The founders of the United States created our country on many guiding principles, the first being freedom of speech and the press according to the Bill of Rights. Despite it being a value settled centuries ago, it is a concept that contemporary society still grapples with today. Specifically, the limits of free speech are contested when discussing mainstream media, speakers on university campuses and words considered hate speech.
I argue that those with political or capital power tend to reap the benefits of free speech more so than oppressed groups. This is evident when evaluating proposed state legislations punishing students who protest speakers and prominent media figures saying controversial phrases.
The Daily Summer Editorial Board recently highlighted two Michigan bills that give public institutions the power to disrupt peaceful assembly given the correct certain circumstances and punish students for participating in these assemblies. State senators produced these bills because of the many instances of students preventing controversial speakers from doing events on campus. The bills look to preserve free speech; however, by doing so they restrict peaceful assembly and protest, another avenue of free speech.

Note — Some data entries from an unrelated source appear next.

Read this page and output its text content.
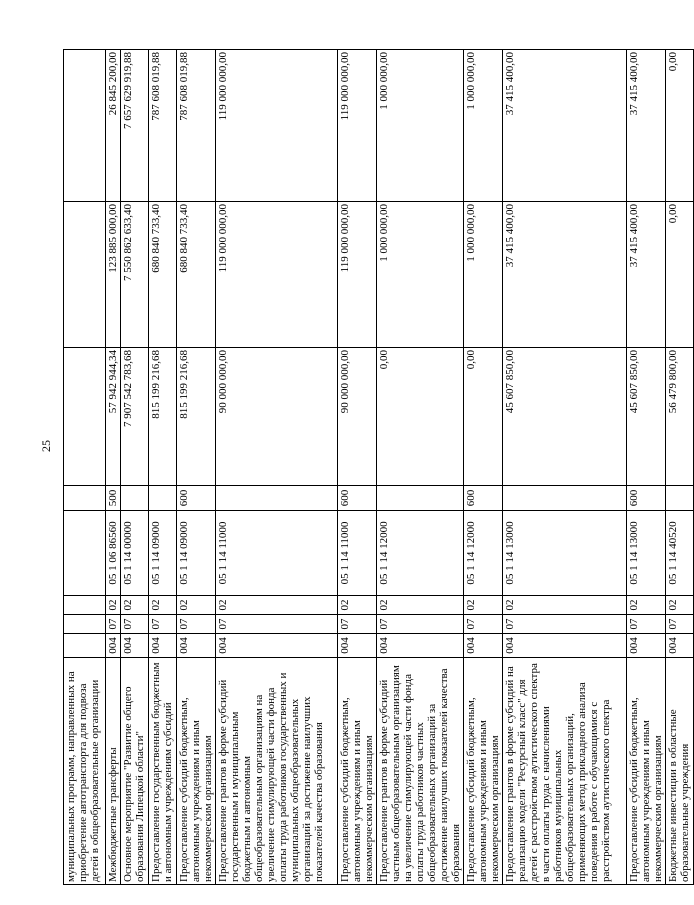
25
муниципальных программ, направленных на приобретение автотранспорта для подвоза детей в общеобразовательные организации								
Межбюджетные трансферты	004	07	02	05 1 06 86560	500	57 942 944,34	123 885 000,00	26 845 200,00
Основное мероприятие "Развитие общего образования Липецкой области"	004	07	02	05 1 14 00000		7 907 542 783,68	7 550 862 633,40	7 657 629 919,88
Предоставление государственным бюджетным и автономным учреждениям субсидий	004	07	02	05 1 14 09000		815 199 216,68	680 840 733,40	787 608 019,88
Предоставление субсидий бюджетным, автономным учреждениям и иным некоммерческим организациям	004	07	02	05 1 14 09000	600	815 199 216,68	680 840 733,40	787 608 019,88
Предоставление грантов в форме субсидий государственным и муниципальным бюджетным и автономным общеобразовательным организациям на увеличение стимулирующей части фонда оплаты труда работников государственных и муниципальных общеобразовательных организаций за достижение наилучших показателей качества образования	004	07	02	05 1 14 11000		90 000 000,00	119 000 000,00	119 000 000,00
Предоставление субсидий бюджетным, автономным учреждениям и иным некоммерческим организациям	004	07	02	05 1 14 11000	600	90 000 000,00	119 000 000,00	119 000 000,00
Предоставление грантов в форме субсидий частным общеобразовательным организациям на увеличение стимулирующей части фонда оплаты труда работников частных общеобразовательных организаций за достижение наилучших показателей качества образования	004	07	02	05 1 14 12000		0,00	1 000 000,00	1 000 000,00
Предоставление субсидий бюджетным, автономным учреждениям и иным некоммерческим организациям	004	07	02	05 1 14 12000	600	0,00	1 000 000,00	1 000 000,00
Предоставление грантов в форме субсидий на реализацию модели "Ресурсный класс" для детей с расстройством аутистического спектра в части оплаты труда с начислениями работников муниципальных общеобразовательных организаций, применяющих метод прикладного анализа поведения в работе с обучающимися с расстройством аутистического спектра	004	07	02	05 1 14 13000		45 607 850,00	37 415 400,00	37 415 400,00
Предоставление субсидий бюджетным, автономным учреждениям и иным некоммерческим организациям	004	07	02	05 1 14 13000	600	45 607 850,00	37 415 400,00	37 415 400,00
Бюджетные инвестиции в областные образовательные учреждения	004	07	02	05 1 14 40520		56 479 800,00	0,00	0,00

The instances that have sparked the arguments in support of these bills are mainly those such as events with Milo Yiannopoulos and Ann Coulter at the University of California, Berkeley. These events ended with violence and fear at the university, an outcome most people agree should be avoided. Personally, I don’t feel that violence is the answer to fighting these ideas.
On the other hand, many protesters were not those who simply disagreed with Milo Yiannopoulos or Coulter’s political stances, but rather felt similarly attacked and unsafe by their messages. Yiannopoulos has a history of prejudice, whether it be from his racially-motivated attacks on Leslie Jones, or his denunciation of a transgender student. For these reasons, students often feel threatened by prejudice and bigotry being preached on their own campus. Therefore, I very well could be privileged not to feel compelled to violence, as it could feel like self-defense. Of course, I don’t condone violence, but I have not had to endure the conditions that make violence seem necessary.
Violence has obviously been the catalyst behind these bill, as it not only looks to improve free speech, but also safety. But a byproduct of the bills is restricting the free speech of the ones who feel threatened the most. Ultimately, it protects the powerful speakers who already have political capital and dismisses and punishes the oppressed who stand to lose the most.
This also stands true when evaluating how uses of “free speech” are treated among celebrities, notably Bill Maher and Kathy Griffin. Recently, both comedians sparked controversy by pushing the boundaries of acceptable free speech. Bill Maher referred to himself as a “house n*****” in a slavery joke on his show “Real Time With Bill Maher.” Kathy Griffin posted a photo with a violently decapitated Trump head.
While both were distasteful jokes, society criticized Griffin much more vehemently than they did Maher. In fact, in the YouTube video in which Bill discusses the incident with Ice Cube and Symone Sanders, the comments are filled with praise for Maher and hatred for Sanders and Ice Cube’s criticisms.
After Sanders notes that the history of house slaves is not only Black but primarily female, one commenter goes as far to say, “Symone Sanders is a disgusting racist who is in no position to lecture others on racism. Hypocritical, disgusting, racist, horrible person.” This comment has ninety-three likes.
The video itself also has four thousand more dislikes than likes. While I grant that Ice Cube is far from the posterchild for prejudice-free America, the video speaks to the pass that Maher gets because of his political capital. Not only is he free from criticism, those who object to his use are condemned.
On the other hand, CNN fired Kathy Griffin and many claim her career to be over. While she did make a very insensitive joke toward a sitting president, it sparked a much fiercer blowback that Maher’s incident did. Both in the name of comedy, though only Maher is free from criticism. I love Bill Maher and watch him weekly, but it’s clear that he is benefitting from privilege that grants him more free speech power. And though Griffin is a powerful woman, she is a woman nonetheless and has been afforded far less room to push the societal boundaries of free speech.
The free speech incidents surrounding university campuses and comedians have showcased how the free speech of disenfranchised groups in America are put behind others. There can be arguments over which jokes are tasteful or what form of protest is appropriate, but we shouldn’t punish those already at a disadvantage in society. If you value free speech and its principles, value everyone’s free speech.